Abortion

New Regulations in Ohio Threaten to Close Two More Clinics

Already, some women in Ohio are crossing the border to Michigan to obtain abortions because of clinic closures in their own state.

The Women's Med Center in Sharonsville, Ohio. WLWT / YouTube

Two additional Ohio abortion clinics—a Planned Parenthood in Cincinnati and the Women’s Med Center in Dayton—are in legal limbo as a result of new restrictions signed by Gov. John Kasich, which could block access to safe, legal abortion for residents in the western half of the state.

The new restrictions have to do with whether a clinic can obtain a transfer agreement with an area hospital that would accept the clinic’s patients in an emergency, and whether a clinic can get a “variance” to exempt it from this requirement. Added to the state budget this summer, the regulations ban public, taxpayer-funded hospitals from entering into such transfer agreements, and allow the state health department to rescind a variance for any reason.

Public hospitals are already required to care for all emergency room patients, including any patient who has a complication from an abortion, regardless of whether a clinic has a transfer agreement. Only 0.18 percent of abortions in Ohio in 2012 resulted in any complications, which may or may not have necessitated an emergency room visit. “Having a transfer agreement is nothing more than paperwork,” Kellie Copeland, executive director of NARAL Pro-Choice Ohio, told Rewire. “The notion that public hospitals were ever spending money on non-therapeutic abortions is a solution in search of problem. It wasn’t happening.”

Rewire previously reported that if all of the Ohio clinics threatened with closure are forced to close, the state would only have nine clinics left; it had 14 at the beginning of the year. Now that number could be as low as seven. Three clinics—in Cleveland, Cuyahoga Falls, and Toledo—already closed voluntarily this year amid regulatory pressures, and four now face uncertain fates: one in Toledo, one in Dayton, and two in the Cincinnati area.

The Cincinnati Planned Parenthood’s transfer agreement with the University of Cincinnati’s UC Health center was not renewed. Despite the fact that UC Health is legally a private hospital, hospital executives feared the law would still apply to them because UC Health is run by a public university. Planned Parenthood’s request for a variance that would let them stay in operation regardless is still pending.

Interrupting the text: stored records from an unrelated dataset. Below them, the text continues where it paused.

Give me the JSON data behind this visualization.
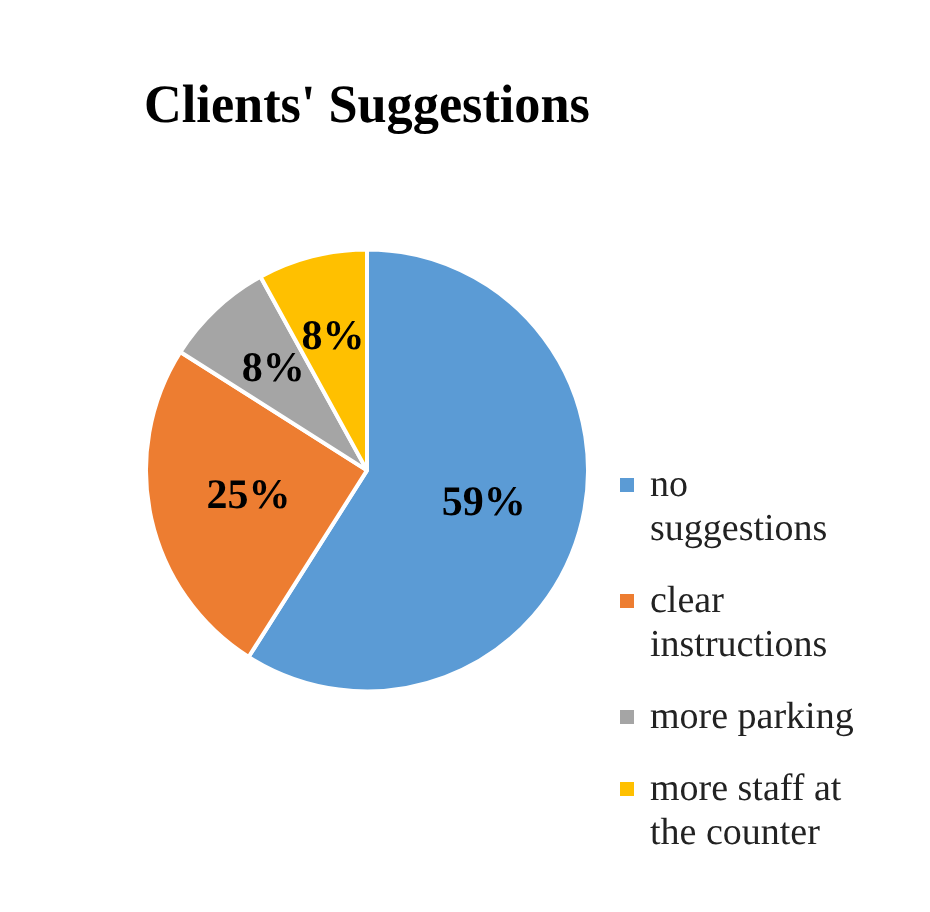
{
  "chart_data": {
    "type": "pie",
    "title": "Clients' Suggestions",
    "categories": [
      "no suggestions",
      "clear instructions",
      "more parking",
      "more staff at the counter"
    ],
    "values": [
      59,
      25,
      8,
      8
    ],
    "colors": [
      "#5b9bd5",
      "#ed7d31",
      "#a5a5a5",
      "#ffc000"
    ],
    "value_labels": [
      "59%",
      "25%",
      "8%",
      "8%"
    ],
    "legend": "right"
  }
}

The Women’s Med Center in Dayton’s recent application for a variance is also pending, and the Women’s Med Center in the Cincinnati suburb of Sharonville is appealing the health department’s rejection of its variance request.

Capital Care Women’s Center in Toledo remains open while appealing a state closure order after the public University of Toledo Medical Center preemptively rescinded its transfer agreement to avoid controversy.

The Cincinnati Enquirer reports that if both Cincinnati-area clinics close, the region would be the largest metropolitan area in the country without an abortion clinic. But Toledo and Dayton are also both in danger of losing their sole providers. If this happened, only women in central Ohio, near Columbus, or in northeastern Ohio, near Cleveland or Akron, would have access to abortion in their state without traveling great distances. And Ohio’s mandatory 24-hour waiting period requires making multiple trips to the clinic, putting an extra burden on women whose jobs, families, or financial straits restrict their ability to travel.

“You’re looking at hundreds of miles of round-trip travel required, which is ultimately an insurmountable barrier for some,” said Copeland. “It doesn’t matter if abortion remains legal if it’s so inaccessible you can’t get one when you need one.”

Already, some women in Ohio are crossing the border to Michigan to obtain abortions because of clinic closures in their own state. The Cleveland provider that closed this year, run by Dr. Martin Ruddock, also moved to Michigan, in part because Ohio’s laws regarding abortions performed after 20 weeks made it difficult to tend to patients with fetal abnormalities, Copeland said.

Nine states have transfer agreement requirements like Ohio’s, but Ohio is the only state that limits which type of hospital can enter into them. This restriction is especially tricky for clinics, because many private hospitals are Catholic-affiliated and want nothing to do with abortion services.

“We’re not talking about patient safety,” said Copeland. “We’re talking about regulatory red tape and, frankly, regulatory abuse.”